The following describes a principle of convolution processing for a two-dimensional array:

as shown in table 1, a two-dimensional array size is 5 x 5, and as shown in table 2 below, the convolution process uses convolution kernels of (1, 0, 1; 0, 1, 0; 1, 0, 1). The array of rows 1, 2, 3 and columns 1, 2, 3 in table 1 is (1, 1, 1; 0, 1, 1; 0, 0, 1), the convolution kernel is multiplied by the data at the corresponding position in the array of the first three rows, and then the multiplied data are added, i.e., 1+ 0+ 1+ 0+ 1+ 4, to obtain the first output value. By analogy, an output matrix with a size of 3 × 3 may be obtained.

TABLE 1

1	1	1	0	0
					0	1	1	1	0
0	0	1	1	1
					0	0	1	1	0
0	1	1	0	0

TABLE 2

1	0	1
			0	1	0
1	0	1

And after one convolution processing, the size of an output matrix is N x N, wherein N is (W-F)/S + 1. The input matrix of the convolution process has a size W × W, the convolution kernel has a size F × F, and the step size is S.

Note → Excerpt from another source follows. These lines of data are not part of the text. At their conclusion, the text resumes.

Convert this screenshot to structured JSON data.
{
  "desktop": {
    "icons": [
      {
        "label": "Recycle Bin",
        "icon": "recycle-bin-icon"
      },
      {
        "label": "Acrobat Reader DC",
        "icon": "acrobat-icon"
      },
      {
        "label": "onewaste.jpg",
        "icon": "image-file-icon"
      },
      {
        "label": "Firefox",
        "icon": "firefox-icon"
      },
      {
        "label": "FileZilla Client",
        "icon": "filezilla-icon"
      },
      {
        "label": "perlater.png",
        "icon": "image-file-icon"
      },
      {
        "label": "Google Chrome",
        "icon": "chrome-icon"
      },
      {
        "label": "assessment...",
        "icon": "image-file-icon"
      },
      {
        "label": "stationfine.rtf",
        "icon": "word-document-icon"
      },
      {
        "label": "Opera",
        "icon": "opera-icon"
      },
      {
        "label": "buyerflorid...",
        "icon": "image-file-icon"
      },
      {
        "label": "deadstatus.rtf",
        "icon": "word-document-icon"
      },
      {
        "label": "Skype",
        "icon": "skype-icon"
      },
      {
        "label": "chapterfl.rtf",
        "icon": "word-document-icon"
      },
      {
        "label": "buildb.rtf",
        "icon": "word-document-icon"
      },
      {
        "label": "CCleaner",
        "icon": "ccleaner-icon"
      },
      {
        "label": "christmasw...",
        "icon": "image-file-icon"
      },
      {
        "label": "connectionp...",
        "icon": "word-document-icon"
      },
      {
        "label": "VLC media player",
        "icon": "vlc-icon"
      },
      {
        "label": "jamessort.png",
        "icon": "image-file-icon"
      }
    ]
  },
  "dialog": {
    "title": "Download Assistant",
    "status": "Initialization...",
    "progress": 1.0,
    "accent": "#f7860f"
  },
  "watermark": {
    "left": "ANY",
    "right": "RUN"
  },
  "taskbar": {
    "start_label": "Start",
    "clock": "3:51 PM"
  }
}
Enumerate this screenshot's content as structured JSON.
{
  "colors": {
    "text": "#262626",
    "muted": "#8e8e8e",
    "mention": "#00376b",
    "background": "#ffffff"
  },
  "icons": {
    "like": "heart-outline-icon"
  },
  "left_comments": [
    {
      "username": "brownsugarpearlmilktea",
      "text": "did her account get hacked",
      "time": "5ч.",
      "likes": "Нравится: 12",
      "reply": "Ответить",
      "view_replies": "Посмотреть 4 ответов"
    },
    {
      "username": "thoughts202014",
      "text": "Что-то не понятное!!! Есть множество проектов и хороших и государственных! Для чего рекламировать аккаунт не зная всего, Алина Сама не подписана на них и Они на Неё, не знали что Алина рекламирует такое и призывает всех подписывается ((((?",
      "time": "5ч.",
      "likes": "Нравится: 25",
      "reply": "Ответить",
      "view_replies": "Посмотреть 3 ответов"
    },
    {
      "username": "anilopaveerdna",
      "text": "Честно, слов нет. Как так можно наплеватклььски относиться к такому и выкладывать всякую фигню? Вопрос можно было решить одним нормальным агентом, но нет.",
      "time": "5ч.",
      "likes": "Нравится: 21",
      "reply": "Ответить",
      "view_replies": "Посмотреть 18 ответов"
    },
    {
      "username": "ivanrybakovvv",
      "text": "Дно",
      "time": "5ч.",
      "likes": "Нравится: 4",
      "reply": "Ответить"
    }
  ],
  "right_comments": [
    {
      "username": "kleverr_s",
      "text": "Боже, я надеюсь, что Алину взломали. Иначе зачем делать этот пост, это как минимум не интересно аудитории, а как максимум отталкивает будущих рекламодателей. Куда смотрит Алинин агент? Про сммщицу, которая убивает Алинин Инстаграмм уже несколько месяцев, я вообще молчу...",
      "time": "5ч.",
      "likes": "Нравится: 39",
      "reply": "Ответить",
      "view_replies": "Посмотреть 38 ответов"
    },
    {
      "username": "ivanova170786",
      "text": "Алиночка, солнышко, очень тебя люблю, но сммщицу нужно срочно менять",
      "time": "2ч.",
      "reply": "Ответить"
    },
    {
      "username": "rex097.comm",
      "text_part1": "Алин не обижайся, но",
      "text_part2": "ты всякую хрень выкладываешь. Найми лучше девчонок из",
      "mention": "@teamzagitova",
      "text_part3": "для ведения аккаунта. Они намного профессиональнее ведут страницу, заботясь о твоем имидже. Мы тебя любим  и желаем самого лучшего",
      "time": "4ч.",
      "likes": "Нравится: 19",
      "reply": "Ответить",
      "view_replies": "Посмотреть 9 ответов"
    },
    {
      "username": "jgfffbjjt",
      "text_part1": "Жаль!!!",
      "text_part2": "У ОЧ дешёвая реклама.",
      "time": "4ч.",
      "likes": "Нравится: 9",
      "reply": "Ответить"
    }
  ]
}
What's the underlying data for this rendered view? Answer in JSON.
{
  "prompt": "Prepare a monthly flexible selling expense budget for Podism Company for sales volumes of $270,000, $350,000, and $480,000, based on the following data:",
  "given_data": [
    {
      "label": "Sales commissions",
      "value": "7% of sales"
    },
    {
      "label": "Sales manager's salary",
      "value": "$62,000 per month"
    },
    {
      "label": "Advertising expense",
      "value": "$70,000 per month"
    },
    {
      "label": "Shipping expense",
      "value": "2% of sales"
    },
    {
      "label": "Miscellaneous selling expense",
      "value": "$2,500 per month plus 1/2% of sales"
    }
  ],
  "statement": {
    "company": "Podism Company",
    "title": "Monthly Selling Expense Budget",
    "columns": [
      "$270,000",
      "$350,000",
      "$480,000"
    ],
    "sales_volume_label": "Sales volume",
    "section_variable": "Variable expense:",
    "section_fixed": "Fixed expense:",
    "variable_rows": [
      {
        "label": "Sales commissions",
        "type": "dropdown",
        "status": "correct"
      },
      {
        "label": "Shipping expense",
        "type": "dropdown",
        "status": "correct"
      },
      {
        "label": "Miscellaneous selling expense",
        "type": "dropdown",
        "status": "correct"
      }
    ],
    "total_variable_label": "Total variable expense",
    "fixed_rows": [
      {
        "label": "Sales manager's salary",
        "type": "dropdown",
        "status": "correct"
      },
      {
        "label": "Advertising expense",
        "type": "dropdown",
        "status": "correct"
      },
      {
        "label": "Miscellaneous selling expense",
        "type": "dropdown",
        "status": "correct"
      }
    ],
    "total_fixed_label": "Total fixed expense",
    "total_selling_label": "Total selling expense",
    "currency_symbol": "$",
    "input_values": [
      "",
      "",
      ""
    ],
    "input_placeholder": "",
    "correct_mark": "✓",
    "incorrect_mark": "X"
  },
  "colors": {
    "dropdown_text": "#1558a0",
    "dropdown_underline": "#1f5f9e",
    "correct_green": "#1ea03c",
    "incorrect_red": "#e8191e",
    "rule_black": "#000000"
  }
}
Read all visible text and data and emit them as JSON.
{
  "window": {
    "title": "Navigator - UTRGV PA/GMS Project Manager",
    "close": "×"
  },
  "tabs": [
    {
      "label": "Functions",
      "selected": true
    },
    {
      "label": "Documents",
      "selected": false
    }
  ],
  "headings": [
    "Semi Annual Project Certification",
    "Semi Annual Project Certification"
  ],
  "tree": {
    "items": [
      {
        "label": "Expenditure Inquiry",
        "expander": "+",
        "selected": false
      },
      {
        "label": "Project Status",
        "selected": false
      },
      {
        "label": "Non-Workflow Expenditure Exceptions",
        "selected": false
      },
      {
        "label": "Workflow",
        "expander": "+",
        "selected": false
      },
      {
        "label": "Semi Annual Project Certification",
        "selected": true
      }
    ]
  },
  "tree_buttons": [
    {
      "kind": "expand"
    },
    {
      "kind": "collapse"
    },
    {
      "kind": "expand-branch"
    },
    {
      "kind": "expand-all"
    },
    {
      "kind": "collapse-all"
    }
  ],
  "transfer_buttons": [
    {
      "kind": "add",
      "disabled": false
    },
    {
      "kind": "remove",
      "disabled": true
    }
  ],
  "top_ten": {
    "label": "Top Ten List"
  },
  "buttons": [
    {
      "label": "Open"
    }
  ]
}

The following describes a principle of downsampling a two-dimensional array:

the three-dimensional array obtained after the convolution processing is decomposed into three two-dimensional arrays, and as shown in table 3 below, the size of one two-dimensional array obtained after the decomposition is 4 × 4, the down-sampling kernel size is 2 × 2, and the step size is 2. The array of rows 1, 2 and columns 1, 2 in Table 3 is (1, 1; 5, 6), with a maximum of 6 in the array. Since the step size is 2, the array of rows 1, 2 and columns 3, 4 is (2, 4; 7, 8), and the maximum value in the array is 8. By analogy, a two-dimensional array as shown in table 4 can be obtained.

TABLE 3

1	1	2	4
				5	6	7	8
3	2	1	0
				1	2	3	4

TABLE 4

6	8
		3	4

The size of the output matrix obtained after the primary down-sampling process is len × len, wherein len ═ X-pool _ size/stride + 1. The size of the input matrix of the down-sampling layer is X, the size of the kernel of the down-sampling layer is pool _ size, and the step size is stride.

For example, a facial expression picture with 237 × 237 pixels is input into the convolutional neural network model, after the facial expression picture is input into the first convolution unit, because the convolutional layer in the first convolution unit includes 96 convolution kernels with the size of 11 × 11, an array with the dimension of 55 × 96 is obtained after passing through the convolutional layer, and after the array is subjected to downsampling with the kernel of 3 × 3 and the step size of 2, a first three-dimensional array with the dimension of 27 × 96 is obtained; inputting the first three-dimensional array into a second convolution unit of the structure to obtain a second three-dimensional array; inputting the second three-dimensional array into a third convolution unit of the structure to obtain a third three-dimensional array; inputting the third three-dimensional data into a fourth convolution unit of the structure to obtain a fourth three-dimensional array; and inputting the fourth three-dimensional array into a fifth convolution unit of the structure to obtain a fifth three-dimensional array. The size of the fifth three-dimensional array is 6 × 256, and the array with the size of 1 × 4096 is obtained by expanding the fifth three-dimensional array, i.e., 4096 data is obtained. And (3) passing the 1 × 4096 array through a full connection layer with the output data number of 1000 to obtain 1000 data, namely the array with the size of 1 × 1000, wherein the 1 × 1000 array is a feature array of the facial expression picture with the pixel of 237 × 237, and the feature array comprises 1000 data.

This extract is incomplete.